Marian Offman ist erst seit einem halben Jahr Mitglied der SPD. Zuvor saß er 17 Jahre lang für die CSU im Stadtrat, bis diese ihn nicht mehr für die Kommunalwahl 2020 als Kandidaten aufstellte. Er sieht seine jüdische Herkunft auch als Verpflichtung, gegen Neonazis und für Flüchtlinge zu kämpfen. Oberbürgermeister Dieter Reiter begrüßte ihn als »Mahner« und jemanden, der Zivilcourage zeige, in der SPD. Offman setzte sich auch vehement für einen Stadtratsbeschluss ein, der die gegen die israelische Besatzungspolitik in Palästinensergebieten gerichtete Bewegung BDS (»Boycott, Divestment, Sanctions«) ächtet. Niemand, der sich mit der Kampagne befasse oder sie unterstütze, solle zu diesem Zweck städtische Räume oder Zuschüsse erhalten.
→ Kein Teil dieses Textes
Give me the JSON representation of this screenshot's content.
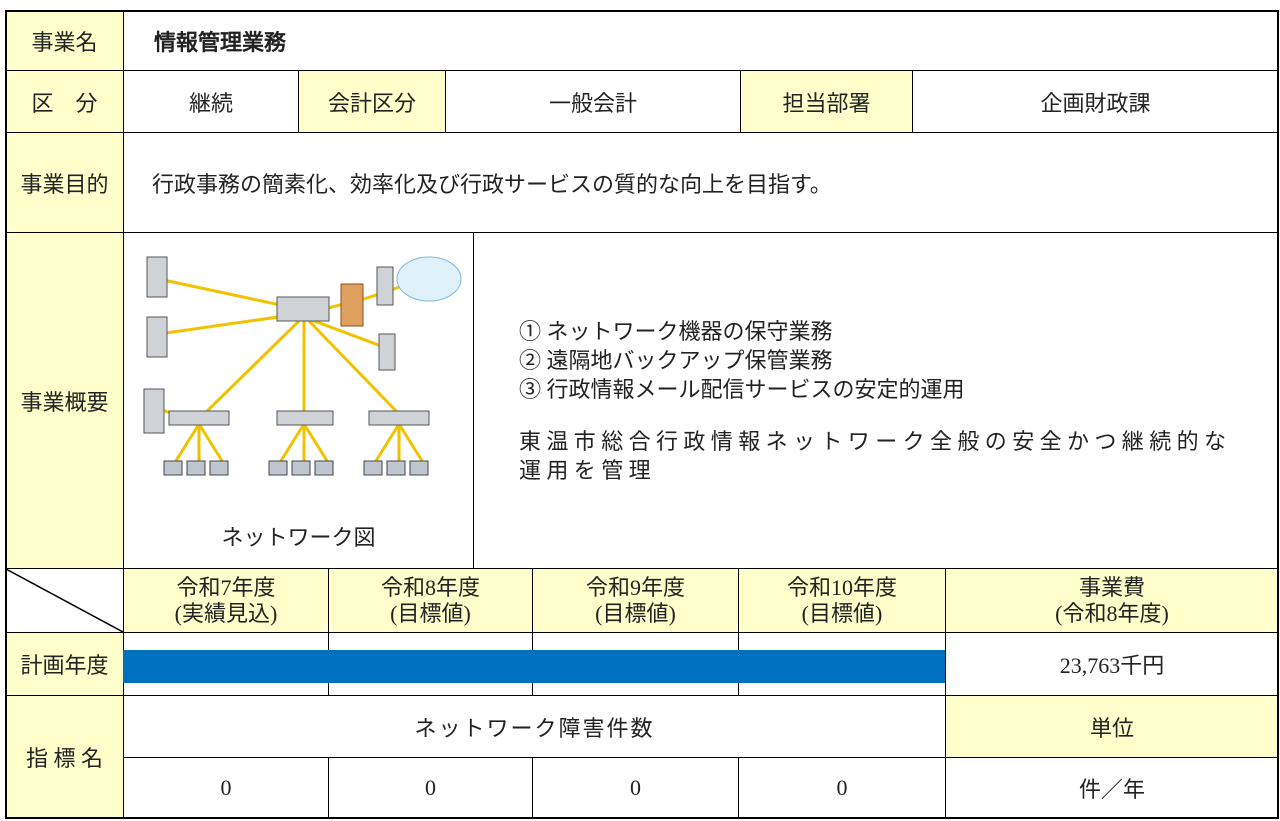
{
  "header": {
    "label": "事業名",
    "value": "情報管理業務"
  },
  "classification": {
    "label": "区　分",
    "value": "継続",
    "accounting_label": "会計区分",
    "accounting_value": "一般会計",
    "dept_label": "担当部署",
    "dept_value": "企画財政課"
  },
  "purpose": {
    "label": "事業目的",
    "text": "行政事務の簡素化、効率化及び行政サービスの質的な向上を目指す。"
  },
  "overview": {
    "label": "事業概要",
    "image_caption": "ネットワーク図",
    "items": [
      "① ネットワーク機器の保守業務",
      "② 遠隔地バックアップ保管業務",
      "③ 行政情報メール配信サービスの安定的運用"
    ],
    "note": "東温市総合行政情報ネットワーク全般の安全かつ継続的な運用を管理"
  },
  "plan": {
    "row_label": "計画年度",
    "years": [
      {
        "year": "令和7年度",
        "kind": "(実績見込)"
      },
      {
        "year": "令和8年度",
        "kind": "(目標値)"
      },
      {
        "year": "令和9年度",
        "kind": "(目標値)"
      },
      {
        "year": "令和10年度",
        "kind": "(目標値)"
      }
    ],
    "cost_label": "事業費",
    "cost_year": "(令和8年度)",
    "cost": "23,763千円"
  },
  "indicator": {
    "label": "指 標 名",
    "name": "ネットワーク障害件数",
    "unit_label": "単位",
    "values": [
      0,
      0,
      0,
      0
    ],
    "unit": "件／年"
  }
}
Die Veranstalter der Konferenz wiederum kritisierten Offmans Positionen in der Verteidigungspolitik - und seine Haltung gegenüber der Friedensbewegung. »Wir identifizieren ihn mit den Positionen der CSU, z.B. Remilitarisierung, Griff nach Atomwaffen, Kalter Krieg, Diffamierung der Friedensbewegung«, erklärte die DFG-VK in einer am Dienstag veröffentlichten Erklärung. »Er ist uns bekannt geworden schon als Stadtrat der CSU durch fortgesetzte Angriffe auf das Eine-Welt-Haus und die Gruppen der Friedens-, Umwelt- und sonstigen sozialen Bewegungen, die sich dort treffen«, heißt es darin weiter. Offman habe zudem »wiederholt versucht, Veranstaltungen und Gruppierungen, die die Politik Israels kritisch beleuchten, mit dem Vorwurf des ›Antisemitismus‹ einzuschüchtern und mundtot zu machen«. Man habe die Benennung Offmans wegen der Formulierung »wenn Sie damit einverstanden sind« als Vorschlag verstanden und deshalb darum gebeten, einen Vertreter der Stadt zu benennen, »der uns politisch näher stünde«.

Die Reaktion darauf war vehement. Der Stadtrat selbst äußerte die Vermutung, »dass man den Juden Marian Offman« nicht als Redner haben wolle - auch »wegen seiner Position natürlich zu Israel«. »Dass dies heute möglich ist, hätte ich niemals gedacht. Friedensaktivisten boykottieren nicht nur Israel, sondern auch Juden in Deutschland«, sagte er der »Süddeutschen Zeitung«.

Oberbürgermeister Reiter bezeichnete in einen Brief an die Veranstalter die Ablehnung von Offman als »Affront«. Er kenne ihn als »engagierten, mutigen, toleranten und vor allem weltoffenen Stadtrat«.

Der Trägerkreis der Konferenz reagierte auf die Vorwürfe unterschiedlich. Während die Friedensgesellschaft DFG-VK Bayern Offman auffordert, »alle Unterstellungen von Antisemitismus oder Anti-Israelismus« öffentlich zurückzunehmen, bedauerte man beim Kreisjugendring die Ablehnung Offmans als Redner ebenso wie beim Internationalen Versöhnungsbund.